To address this gap, we propose a Genetic Algorithm (GA)-based NAS framework that builds upon the hardware-aware principles introduced in ProxylessNAS23, extending them to support direct architecture search on the target task and under explicit hardware constraints. By incorporating latency-aware evaluation and resource-bounded architectural generation, our approach is tailored to identify models that not only satisfy predictive performance criteria but also adhere to the inference and energy requirements of edge platforms in orbit-thereby enabling efficient and autonomous onboard decision-making.

Consequently, we make the following contributions: (1) we introduce a hardware-aware NAS framework explicitly designed for edge devices operating onboard satellites; and (2) we conduct a rigorous empirical validation of our methodology on a novel and representative dataset. To the best of the authors’ knowledge, conversely to prior works-such as Peng et al.24, Li et al.25, and Kadway et al.26-our approach is the first to employ a population-based hardware-aware NAS. While these earlier studies explore efficient architecture search strategies or zero-shot scoring methods, none of them jointly optimize for task accuracy and hardware constraints.

The remainder of this paper is organized as follows. The  Background section reviews prior work on model compression and hardware-aware neural architecture search. The  Methods section details the proposed NAS framework and its hardware-aware optimization strategy. The  Results section introduces the datasets developed for benchmarking and presents experimental findings that demonstrate the effectiveness of the approach. Finally, the  Conclusions section summarizes the contributions and outlines directions for future research.

Background

Onboard satellites-especially CubeSats-computational efficiency is paramount due to strict power, thermal, and memory constraints. Hardware-aware optimization and model compression are key to enabling complex analytics without ground support. The following subsections present two core strategies-model compression and NAS-for efficient AI deployment in spaceborne environments.

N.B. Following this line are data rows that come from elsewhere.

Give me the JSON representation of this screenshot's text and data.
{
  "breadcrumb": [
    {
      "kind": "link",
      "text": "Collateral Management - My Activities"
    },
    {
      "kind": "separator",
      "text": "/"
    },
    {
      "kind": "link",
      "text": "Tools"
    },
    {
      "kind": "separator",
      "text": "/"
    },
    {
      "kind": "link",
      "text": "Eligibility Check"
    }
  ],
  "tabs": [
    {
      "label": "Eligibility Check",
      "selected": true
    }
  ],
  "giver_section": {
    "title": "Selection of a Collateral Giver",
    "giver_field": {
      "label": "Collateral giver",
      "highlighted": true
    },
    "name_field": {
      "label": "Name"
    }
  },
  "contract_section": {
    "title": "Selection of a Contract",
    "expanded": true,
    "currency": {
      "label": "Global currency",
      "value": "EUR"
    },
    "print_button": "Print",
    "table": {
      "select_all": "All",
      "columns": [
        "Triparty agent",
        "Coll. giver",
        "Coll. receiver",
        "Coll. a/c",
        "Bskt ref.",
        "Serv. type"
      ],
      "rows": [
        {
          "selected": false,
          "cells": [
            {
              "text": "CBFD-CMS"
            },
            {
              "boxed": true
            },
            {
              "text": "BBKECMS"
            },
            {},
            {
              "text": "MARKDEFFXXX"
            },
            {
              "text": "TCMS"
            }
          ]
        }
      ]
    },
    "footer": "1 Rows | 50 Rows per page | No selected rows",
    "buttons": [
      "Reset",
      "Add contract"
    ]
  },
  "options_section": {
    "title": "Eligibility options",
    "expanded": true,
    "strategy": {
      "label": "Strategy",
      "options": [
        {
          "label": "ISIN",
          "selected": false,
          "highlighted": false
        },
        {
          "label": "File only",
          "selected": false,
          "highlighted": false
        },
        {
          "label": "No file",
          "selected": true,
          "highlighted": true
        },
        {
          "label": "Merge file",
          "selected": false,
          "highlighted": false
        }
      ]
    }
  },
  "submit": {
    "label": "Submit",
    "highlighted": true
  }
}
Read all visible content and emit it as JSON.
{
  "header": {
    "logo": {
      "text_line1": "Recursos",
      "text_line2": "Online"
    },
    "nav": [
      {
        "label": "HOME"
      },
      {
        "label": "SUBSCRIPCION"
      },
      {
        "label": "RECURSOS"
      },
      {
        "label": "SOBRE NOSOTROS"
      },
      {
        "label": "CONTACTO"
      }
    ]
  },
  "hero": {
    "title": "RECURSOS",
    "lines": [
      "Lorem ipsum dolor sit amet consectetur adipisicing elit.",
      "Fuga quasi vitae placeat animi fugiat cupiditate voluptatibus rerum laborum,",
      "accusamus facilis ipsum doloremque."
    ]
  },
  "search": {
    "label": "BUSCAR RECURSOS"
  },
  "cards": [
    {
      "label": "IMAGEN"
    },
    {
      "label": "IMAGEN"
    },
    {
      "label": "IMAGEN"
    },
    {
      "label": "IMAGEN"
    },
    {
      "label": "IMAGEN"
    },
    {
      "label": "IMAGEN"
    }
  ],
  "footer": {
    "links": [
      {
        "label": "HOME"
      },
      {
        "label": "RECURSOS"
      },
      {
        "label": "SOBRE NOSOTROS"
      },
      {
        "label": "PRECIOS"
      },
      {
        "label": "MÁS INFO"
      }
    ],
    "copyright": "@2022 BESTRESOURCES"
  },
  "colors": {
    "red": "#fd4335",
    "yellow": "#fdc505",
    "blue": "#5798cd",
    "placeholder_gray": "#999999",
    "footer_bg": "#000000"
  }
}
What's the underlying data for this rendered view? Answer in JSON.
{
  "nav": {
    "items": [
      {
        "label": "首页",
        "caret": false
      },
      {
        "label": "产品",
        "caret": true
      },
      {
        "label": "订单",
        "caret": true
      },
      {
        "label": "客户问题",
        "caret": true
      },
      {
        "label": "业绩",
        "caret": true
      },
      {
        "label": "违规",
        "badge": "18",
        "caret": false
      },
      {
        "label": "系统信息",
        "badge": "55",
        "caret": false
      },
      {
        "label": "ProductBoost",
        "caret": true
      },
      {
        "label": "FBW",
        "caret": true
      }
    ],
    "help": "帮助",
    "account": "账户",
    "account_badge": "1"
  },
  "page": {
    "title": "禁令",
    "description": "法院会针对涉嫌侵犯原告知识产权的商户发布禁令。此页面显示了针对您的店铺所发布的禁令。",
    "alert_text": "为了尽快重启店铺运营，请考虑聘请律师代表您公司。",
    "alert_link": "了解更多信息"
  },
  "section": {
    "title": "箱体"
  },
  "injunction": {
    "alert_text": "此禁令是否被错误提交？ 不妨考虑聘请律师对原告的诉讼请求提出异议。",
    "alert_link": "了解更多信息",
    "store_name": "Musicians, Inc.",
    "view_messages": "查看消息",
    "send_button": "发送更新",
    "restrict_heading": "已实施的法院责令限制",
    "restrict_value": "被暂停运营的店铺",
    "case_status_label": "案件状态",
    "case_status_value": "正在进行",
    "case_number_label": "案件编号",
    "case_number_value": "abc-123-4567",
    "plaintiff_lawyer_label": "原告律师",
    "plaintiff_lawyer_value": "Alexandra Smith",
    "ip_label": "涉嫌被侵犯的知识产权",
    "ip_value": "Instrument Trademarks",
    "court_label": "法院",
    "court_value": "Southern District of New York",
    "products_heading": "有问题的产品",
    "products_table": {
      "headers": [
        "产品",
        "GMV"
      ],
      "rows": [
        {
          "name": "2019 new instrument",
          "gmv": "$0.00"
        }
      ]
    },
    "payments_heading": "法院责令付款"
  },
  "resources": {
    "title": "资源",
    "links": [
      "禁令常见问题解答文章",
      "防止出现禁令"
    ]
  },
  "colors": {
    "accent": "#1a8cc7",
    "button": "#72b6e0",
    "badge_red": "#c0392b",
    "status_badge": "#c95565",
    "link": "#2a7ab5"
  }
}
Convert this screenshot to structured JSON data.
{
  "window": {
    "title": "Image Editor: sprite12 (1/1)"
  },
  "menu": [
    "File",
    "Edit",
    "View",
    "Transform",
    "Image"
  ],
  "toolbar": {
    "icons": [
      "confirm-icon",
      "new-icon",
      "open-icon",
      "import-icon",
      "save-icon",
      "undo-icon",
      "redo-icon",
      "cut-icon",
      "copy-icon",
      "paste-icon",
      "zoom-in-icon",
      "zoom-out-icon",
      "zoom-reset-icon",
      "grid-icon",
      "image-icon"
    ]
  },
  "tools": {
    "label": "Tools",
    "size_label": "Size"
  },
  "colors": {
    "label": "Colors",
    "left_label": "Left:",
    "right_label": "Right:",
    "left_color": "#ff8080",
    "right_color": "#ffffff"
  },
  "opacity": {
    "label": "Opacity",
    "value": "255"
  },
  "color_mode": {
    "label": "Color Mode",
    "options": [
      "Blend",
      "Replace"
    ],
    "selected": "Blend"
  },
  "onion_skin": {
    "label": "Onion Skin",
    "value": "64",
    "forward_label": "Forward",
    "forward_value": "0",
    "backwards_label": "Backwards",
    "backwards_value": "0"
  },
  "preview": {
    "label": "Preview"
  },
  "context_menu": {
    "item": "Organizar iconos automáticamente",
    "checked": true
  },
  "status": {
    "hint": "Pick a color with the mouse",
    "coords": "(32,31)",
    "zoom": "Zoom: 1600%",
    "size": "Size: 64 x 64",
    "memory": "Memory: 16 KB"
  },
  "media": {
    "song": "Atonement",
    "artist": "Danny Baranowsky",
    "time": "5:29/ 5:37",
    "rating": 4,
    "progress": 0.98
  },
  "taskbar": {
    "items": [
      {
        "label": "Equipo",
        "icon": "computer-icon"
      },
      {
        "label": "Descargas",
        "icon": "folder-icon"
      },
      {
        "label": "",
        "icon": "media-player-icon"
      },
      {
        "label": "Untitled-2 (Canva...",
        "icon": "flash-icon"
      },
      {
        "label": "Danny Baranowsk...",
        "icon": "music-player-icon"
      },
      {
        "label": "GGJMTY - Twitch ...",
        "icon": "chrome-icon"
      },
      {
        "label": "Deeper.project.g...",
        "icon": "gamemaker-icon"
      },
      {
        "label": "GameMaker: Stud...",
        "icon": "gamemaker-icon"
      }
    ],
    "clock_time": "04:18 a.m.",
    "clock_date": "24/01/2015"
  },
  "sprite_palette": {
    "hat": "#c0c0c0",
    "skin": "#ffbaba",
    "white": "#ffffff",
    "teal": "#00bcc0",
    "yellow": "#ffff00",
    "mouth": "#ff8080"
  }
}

Model compression techniques

Model compression transforms large neural network architectures into compact and efficient forms, striving to maintain predictive accuracy while reducing resource requirements. This efficiency is particularly critical when deploying models under stringent memory, power, and bandwidth constraints. Common compression methodologies encompass quantization27, pruning28, Knowledge Distillation (KD)29, and low-rank decomposition30,31, each offering distinct trade-offs between compression ratio, computational overhead, and predictive fidelity32,33,34,35.

Quantization reduces memory footprint by decreasing numerical precision, commonly converting 32-bit floating-point parameters to formats such as 8-bit integers27,36. Approaches include Post-Training Quantization (PTQ), performed post-training, and Quantization-Aware Training (QAT), integrated during training. Despite its storage and computational efficiency, quantization requires careful calibration to balance bitwidth reduction with minimal accuracy degradation due to inherent trade-offs37,38.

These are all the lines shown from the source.